Jason Miller, a spokesman for Trump, did not return a request for comment from CNBC.
Schwartz on Monday told CNBC that he was aware nearly two decades ago that “there was a scandal” around McArdle. But he also said that he was not personally aware of any wrongdoing by McArdle in connection with his work for Schwartz’s firm.
In March 2020, an article by ProPublica and WNYC radio reported that five former city tax assessors and city employees, as well as a former Trump Organization employee, had said that the Trump Organization paid bribes, using middlemen to city tax assessors to lower its property tax bills for several Manhattan buildings in the 1980s and 1990s.
The city employees interviewed for that article were among those 18 who all pleaded guilty in the scheme said to involve McArdle.
CNBC has reached out for comment to the Trump Organization.
Last year, the Trump Organization’s chief legal officer, Alan Garten, denied the allegations. “To be clear, at no time did the Trump Organization or any of its employees or principals ever pay anyone for the purpose of unlawfully obtaining a lower tax valuation,” he told ProPublica and WNYC for their article.
“This was corroborated by multiple investigations which found no evidence of any wrongdoing by the company or any of its principals. … If anything, the Trump Organization was a victim of the scandal,” Garten said.
Trump and his company currently are the subjects of a criminal investigation by Manhattan District Attorney Cyrus Vance Jr.
Vance’s office among other things is eyeing allegations that the Trump Organization manipulated the valuation of certain real estate properties to lower their tax bill and insurance costs, and to receive more favorable terms from lenders.
New York State Attorney General Letitia James is conducting a civil investigation of the Trump Organization that is focused on those same allegations. The claims were first raised during testimony to Congress in 2019 by Michael Cohen, Trump’s former personal lawyer, who is cooperating with Vance’s investigation.
Trump, a Republican, has denied any wrongdoing and also has claimed that both investigations are “witch hunts” by Vance and James, both of whom are Democrats.

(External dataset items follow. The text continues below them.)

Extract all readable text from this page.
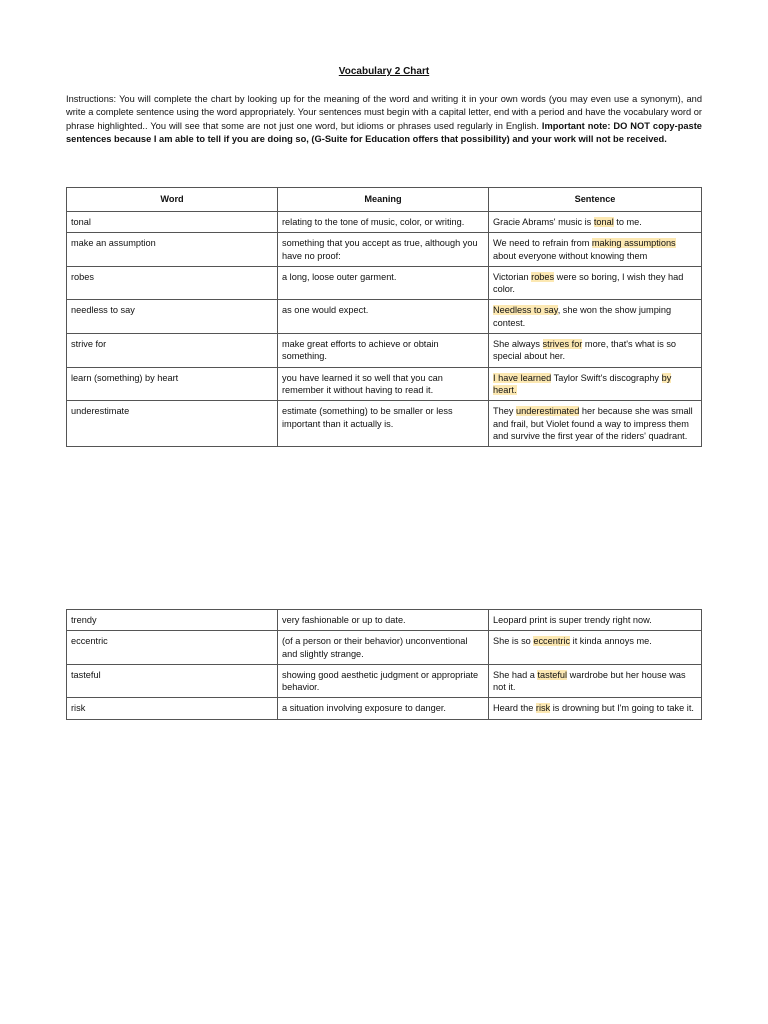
Vocabulary 2 Chart

Instructions: You will complete the chart by looking up for the meaning of the word and writing it in your own words (you may even use a synonym), and write a complete sentence using the word appropriately. Your sentences must begin with a capital letter, end with a period and have the vocabulary word or phrase highlighted.. You will see that some are not just one word, but idioms or phrases used regularly in English. Important note: DO NOT copy-paste sentences because I am able to tell if you are doing so, (G-Suite for Education offers that possibility) and your work will not be received.

Word	Meaning	Sentence
tonal	relating to the tone of music, color, or writing.	Gracie Abrams' music is tonal to me.
make an assumption	something that you accept as true, although you have no proof:	We need to refrain from making assumptions about everyone without knowing them
robes	a long, loose outer garment.	Victorian robes were so boring, I wish they had color.
needless to say	as one would expect.	Needless to say, she won the show jumping contest.
strive for	make great efforts to achieve or obtain something.	She always strives for more, that's what is so special about her.
learn (something) by heart	you have learned it so well that you can remember it without having to read it.	I have learned Taylor Swift's discography by heart.
underestimate	estimate (something) to be smaller or less important than it actually is.	They underestimated her because she was small and frail, but Violet found a way to impress them and survive the first year of the riders' quadrant.
trendy	very fashionable or up to date.	Leopard print is super trendy right now.
eccentric	(of a person or their behavior) unconventional and slightly strange.	She is so eccentric it kinda annoys me.
tasteful	showing good aesthetic judgment or appropriate behavior.	She had a tasteful wardrobe but her house was not it.
risk	a situation involving exposure to danger.	Heard the risk is drowning but I'm going to take it.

Among the Trump properties being eyed in both probes is 40 Wall Street, a skyscraper in lower Manhattan.
Schwartz said that he represented the owners of 40 Wall Street before it was sold to Trump. He also said that he never represented Trump in connection with that building.
The lawyer said that no one from either Vance’s or James’ office has contacted him to ask about his work for Trump.
Schwartz said he has no reason to believe that Trump or his company misstated the incomes of their properties in their appeals of city assessment rulings, which if successful led to a reduction in tax liabilities.
He noted that property owners “must submit certified statements of income and expenses on their tax commission forms.”
“That’s the basis on which real estate attorneys argue” for lower assessments, he said.
“Do I think he submitted phony statements?” Schwartz added. “I would suspect no, but I have no idea. I don’t know, nor would I have any reason to suspect that he did.”
Schwartz was bemused and spoke matter-of-factly about his link to Trump.
“I can’t dispute the facts, but it’s funny that there are so many facts that are related to each other,” Schwartz said. “Everything that you discussed is in the public record.”
He added: “Of all the characters you’ve mentioned, the only one I can tell you that I knew was Trump, for a short period of time. And McArdle.”
In addition to having worked for Trump, Schwartz at one point had an office in the Villard Houses in Manhattan, a historic landmark owned by the Sultan of Brunei, on land leased from the Roman Catholic Archdiocese of New York.
Schwartz’s office there was one floor below the office of the mysterious money manager Jeffrey Epstein, a convicted sex criminal who killed himself in 2019 while in a Manhattan jail awaiting trial on federal child sex trafficking charges.
Epstein was a former friend of Trump’s, as well as of another former president, Bill Clinton.
“Never met him,” Schwartz said of Epstein. “I never saw him in the building.”